Победитель | страница 26
— Прочесал территорию? — спросил он, доставая сигареты.
Вместо ответа дядя Юра дурашливо прыснул и легонько пнул мешок. Должно быть, в преддверии имеющей быть милостыни ему хотелось показать, что к Бронникову он расположен самым доброжелательным образом.
— Маленько прочесал, — сказал он. — А что ж! Я по чужим дворам не шарюсь… Слышал, на той стороне что было?
«Той стороной» называлась земля за проспектом Калинина.
— Нет, а что?
Одну из обретенных сигарет дядя Юра сунул в рот, две другие с довольным видом заложил за уши, извлек откуда-то коробок спичек и стал чиркать.
— Да то! Есть которые по чужим дворам любят шариться! Ну вот, одному тыкву и проломили. Уже завонял, — сообщил дядя Юра, безнадежно махнул рукой и жадно затянулся. — И при жизни-то несло, не приведи господи, а уж когда менты из подвала вынули!..
— Дела, — пробормотал Бронников.
— Зря ты эту дрянь куришь, — с явным осуждением заметил затем его собеседник, отчего-то начиная пучить глаза. — Лучше бы тебе…

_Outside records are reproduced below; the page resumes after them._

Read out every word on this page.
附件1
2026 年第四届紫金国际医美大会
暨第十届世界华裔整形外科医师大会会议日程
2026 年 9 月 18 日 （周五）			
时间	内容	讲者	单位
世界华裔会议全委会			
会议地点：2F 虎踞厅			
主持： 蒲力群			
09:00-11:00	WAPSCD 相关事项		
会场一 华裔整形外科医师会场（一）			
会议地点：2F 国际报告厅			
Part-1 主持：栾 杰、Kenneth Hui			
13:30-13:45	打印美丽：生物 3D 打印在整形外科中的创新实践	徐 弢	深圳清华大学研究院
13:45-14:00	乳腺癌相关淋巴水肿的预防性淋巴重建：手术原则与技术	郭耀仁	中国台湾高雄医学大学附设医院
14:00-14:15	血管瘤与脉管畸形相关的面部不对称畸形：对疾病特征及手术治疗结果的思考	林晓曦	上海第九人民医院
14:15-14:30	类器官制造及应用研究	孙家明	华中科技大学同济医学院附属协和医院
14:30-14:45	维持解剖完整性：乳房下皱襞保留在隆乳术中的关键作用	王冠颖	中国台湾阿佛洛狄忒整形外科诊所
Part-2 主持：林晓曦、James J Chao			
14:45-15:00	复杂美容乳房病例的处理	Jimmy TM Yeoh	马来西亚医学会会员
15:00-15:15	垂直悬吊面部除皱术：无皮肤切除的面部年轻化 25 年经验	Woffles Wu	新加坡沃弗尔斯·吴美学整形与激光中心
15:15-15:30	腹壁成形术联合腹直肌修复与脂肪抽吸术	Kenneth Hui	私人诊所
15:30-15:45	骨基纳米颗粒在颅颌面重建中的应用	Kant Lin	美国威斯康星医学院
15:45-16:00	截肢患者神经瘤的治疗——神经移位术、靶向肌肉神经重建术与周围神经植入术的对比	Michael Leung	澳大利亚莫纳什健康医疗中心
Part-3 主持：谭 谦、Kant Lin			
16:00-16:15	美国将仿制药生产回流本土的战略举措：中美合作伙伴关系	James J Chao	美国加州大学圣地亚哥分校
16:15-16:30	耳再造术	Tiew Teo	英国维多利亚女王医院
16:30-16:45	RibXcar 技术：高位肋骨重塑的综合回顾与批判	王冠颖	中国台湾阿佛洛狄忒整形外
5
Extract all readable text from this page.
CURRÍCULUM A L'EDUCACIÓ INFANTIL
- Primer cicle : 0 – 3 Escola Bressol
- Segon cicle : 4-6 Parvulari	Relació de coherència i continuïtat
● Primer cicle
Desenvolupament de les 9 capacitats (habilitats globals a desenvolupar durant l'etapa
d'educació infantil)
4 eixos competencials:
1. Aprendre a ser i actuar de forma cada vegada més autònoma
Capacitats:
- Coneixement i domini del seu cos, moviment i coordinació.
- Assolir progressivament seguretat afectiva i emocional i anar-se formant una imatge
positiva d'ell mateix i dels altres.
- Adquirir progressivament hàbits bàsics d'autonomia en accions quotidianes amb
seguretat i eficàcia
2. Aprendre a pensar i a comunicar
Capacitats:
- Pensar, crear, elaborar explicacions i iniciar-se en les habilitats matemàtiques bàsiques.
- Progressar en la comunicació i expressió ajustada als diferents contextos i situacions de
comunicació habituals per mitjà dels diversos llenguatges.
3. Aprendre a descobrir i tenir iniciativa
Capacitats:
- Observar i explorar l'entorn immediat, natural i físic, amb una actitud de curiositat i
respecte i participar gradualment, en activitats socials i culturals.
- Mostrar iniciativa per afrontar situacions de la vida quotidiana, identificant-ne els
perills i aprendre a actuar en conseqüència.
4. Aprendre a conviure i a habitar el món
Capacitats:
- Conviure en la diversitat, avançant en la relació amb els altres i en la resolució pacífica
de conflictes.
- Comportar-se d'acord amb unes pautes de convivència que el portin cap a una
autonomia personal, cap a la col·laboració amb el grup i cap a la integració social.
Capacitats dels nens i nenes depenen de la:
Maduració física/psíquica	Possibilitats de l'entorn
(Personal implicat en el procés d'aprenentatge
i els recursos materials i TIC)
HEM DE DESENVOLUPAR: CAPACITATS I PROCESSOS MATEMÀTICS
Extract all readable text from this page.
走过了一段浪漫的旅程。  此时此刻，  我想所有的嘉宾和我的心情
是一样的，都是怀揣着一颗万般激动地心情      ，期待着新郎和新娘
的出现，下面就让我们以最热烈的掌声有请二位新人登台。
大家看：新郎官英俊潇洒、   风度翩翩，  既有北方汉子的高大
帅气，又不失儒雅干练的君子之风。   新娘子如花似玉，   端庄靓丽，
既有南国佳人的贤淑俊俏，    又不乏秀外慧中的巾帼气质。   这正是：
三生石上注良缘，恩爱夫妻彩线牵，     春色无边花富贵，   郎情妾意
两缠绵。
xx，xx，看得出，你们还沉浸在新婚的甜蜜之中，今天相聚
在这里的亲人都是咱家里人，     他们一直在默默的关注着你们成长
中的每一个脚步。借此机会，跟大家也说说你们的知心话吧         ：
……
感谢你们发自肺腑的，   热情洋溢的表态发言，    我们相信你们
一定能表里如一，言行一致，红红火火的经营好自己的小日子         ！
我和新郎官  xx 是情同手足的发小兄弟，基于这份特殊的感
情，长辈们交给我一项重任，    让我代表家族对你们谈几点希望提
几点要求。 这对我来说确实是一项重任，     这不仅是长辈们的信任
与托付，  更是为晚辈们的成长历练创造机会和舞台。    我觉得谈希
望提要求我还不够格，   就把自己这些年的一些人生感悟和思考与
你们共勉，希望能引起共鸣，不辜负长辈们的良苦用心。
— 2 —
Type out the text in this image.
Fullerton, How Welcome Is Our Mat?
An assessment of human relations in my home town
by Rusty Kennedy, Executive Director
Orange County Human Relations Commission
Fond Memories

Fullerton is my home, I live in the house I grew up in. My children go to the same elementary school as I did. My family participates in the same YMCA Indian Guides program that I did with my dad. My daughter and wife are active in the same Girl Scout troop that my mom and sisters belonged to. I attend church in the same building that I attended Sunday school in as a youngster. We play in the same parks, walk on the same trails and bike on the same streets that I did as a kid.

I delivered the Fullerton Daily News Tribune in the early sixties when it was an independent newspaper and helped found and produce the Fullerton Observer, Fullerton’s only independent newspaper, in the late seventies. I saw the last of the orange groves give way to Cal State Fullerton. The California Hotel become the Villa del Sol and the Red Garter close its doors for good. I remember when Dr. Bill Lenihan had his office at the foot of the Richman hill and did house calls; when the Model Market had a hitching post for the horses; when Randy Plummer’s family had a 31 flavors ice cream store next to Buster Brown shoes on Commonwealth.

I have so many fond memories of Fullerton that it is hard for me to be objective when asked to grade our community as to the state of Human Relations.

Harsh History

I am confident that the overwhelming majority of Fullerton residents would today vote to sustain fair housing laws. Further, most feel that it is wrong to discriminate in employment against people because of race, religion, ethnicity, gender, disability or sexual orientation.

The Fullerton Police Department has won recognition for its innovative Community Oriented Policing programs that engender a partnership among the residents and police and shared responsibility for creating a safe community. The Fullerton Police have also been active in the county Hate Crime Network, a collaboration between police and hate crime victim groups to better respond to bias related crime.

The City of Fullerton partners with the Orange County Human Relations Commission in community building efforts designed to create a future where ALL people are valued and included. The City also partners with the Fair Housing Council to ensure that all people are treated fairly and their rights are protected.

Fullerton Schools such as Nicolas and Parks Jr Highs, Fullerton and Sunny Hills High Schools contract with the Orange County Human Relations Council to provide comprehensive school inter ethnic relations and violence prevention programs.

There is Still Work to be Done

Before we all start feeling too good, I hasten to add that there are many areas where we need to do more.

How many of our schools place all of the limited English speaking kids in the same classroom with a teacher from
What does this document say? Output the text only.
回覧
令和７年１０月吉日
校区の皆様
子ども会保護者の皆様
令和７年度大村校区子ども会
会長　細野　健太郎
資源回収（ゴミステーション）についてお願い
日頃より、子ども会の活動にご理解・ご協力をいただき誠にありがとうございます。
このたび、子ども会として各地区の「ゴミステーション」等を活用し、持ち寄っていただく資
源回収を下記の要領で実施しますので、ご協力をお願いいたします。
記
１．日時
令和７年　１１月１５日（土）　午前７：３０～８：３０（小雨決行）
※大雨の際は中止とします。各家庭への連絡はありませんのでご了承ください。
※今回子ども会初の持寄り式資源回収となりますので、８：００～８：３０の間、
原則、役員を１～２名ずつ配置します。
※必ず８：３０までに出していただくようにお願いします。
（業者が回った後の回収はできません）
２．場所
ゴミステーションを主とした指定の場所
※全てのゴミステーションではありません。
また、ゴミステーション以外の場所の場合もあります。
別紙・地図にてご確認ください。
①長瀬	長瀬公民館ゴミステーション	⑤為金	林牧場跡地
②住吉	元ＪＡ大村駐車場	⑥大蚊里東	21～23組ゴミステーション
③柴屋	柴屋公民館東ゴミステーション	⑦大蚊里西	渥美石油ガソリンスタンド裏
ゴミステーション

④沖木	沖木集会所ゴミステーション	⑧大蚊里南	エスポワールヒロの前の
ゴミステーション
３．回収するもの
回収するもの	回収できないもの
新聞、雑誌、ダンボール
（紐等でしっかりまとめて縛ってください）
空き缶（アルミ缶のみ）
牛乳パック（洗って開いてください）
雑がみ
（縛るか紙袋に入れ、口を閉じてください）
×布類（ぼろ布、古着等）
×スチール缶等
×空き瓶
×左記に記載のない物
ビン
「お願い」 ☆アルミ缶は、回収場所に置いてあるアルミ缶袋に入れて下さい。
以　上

Бронников подождал с полминуты, пожал плечами и хотел уж было двинуться восвояси, но дядя Юра, продолжая содрогаться в приступе сиплого кашля, протестующе махнул рукой.
— Слышь, писатель, — просипел он в конце концов, то и дело пробулькивая. — Вот не написал ты про меня… кхе-кхе-бху!.. а теперь уже и не напишешь!..
И опять закатился.
Бронников и впрямь давно подбивал клинья, надеясь узнать о героической судьбе соседа столько, чтобы хватило хотя бы на один жесткий, сухой военный рассказ. Они познакомились в момент его переезда — дядя Юра кинулся помогать выгружать вещи, а когда настал час расплаты, стал прозрачно намекать, что фронтовику можно и набавить за его беззаветное прошлое. Но оказалось, что дядя Юра только морочил голову, и Бронников уже сжился с мыслью, что старик так себе просто привирает, несет, как говорится, по пьяной лавочке с Дону с моря, а на самом деле пороха не нюхал. Однако затем Девятого мая Бронников увидел утром дядю Юру почти трезвым, а трухлявый его пиджачок оказался украшенным несколькими медалями и двумя серьезными орденами — «Красного знамени» и «Славы». Так или иначе, в связные воспоминания дядя Юра не больно пускался, от конкретного разговора норовил уйти — и уходил, и опять пьяненько посмеивался, юродствовал и все только твердил, что сколько ему повоевать досталось, так другим до того еще хлебать и хлебать. Будучи командиром «морского охотника», дядя Юра трижды участвовал в высадке десанта при взятии Одессы — и первые два полегли без всякого толку, потому что их не успели поддержать корабельной артиллерией и авиацией, а лишь с третьего захода все более или менее сладилось. Но даже этого дядя Юра впрямую не говорил, Бронников сам из каких-то его речевых обрывков и междометий все это собрал и умозаключил, но подозревал, что, если теперь задать вопрос в лоб, дядя Юра и отнекиваться не начнет, а просто понесет какую-нибудь околесицу, и на этом дело кончится. Внятная история была у него одна — та именно, что повествовала о волшебном времени, когда «охотник» не то три, не то четыре месяца патрулировал отведенный ему участок освобожденного от немцев побережья и кок постоянно жаловался, что ему не в чем компота сварить, поскольку все хоть сколько-нибудь подходящие для этого емкости залиты вином и самогоном… Вот, собственно, и весь анабазис. Больше боевой моряк ничего толком не вспоминал. Или, во всяком случае, не рассказывал.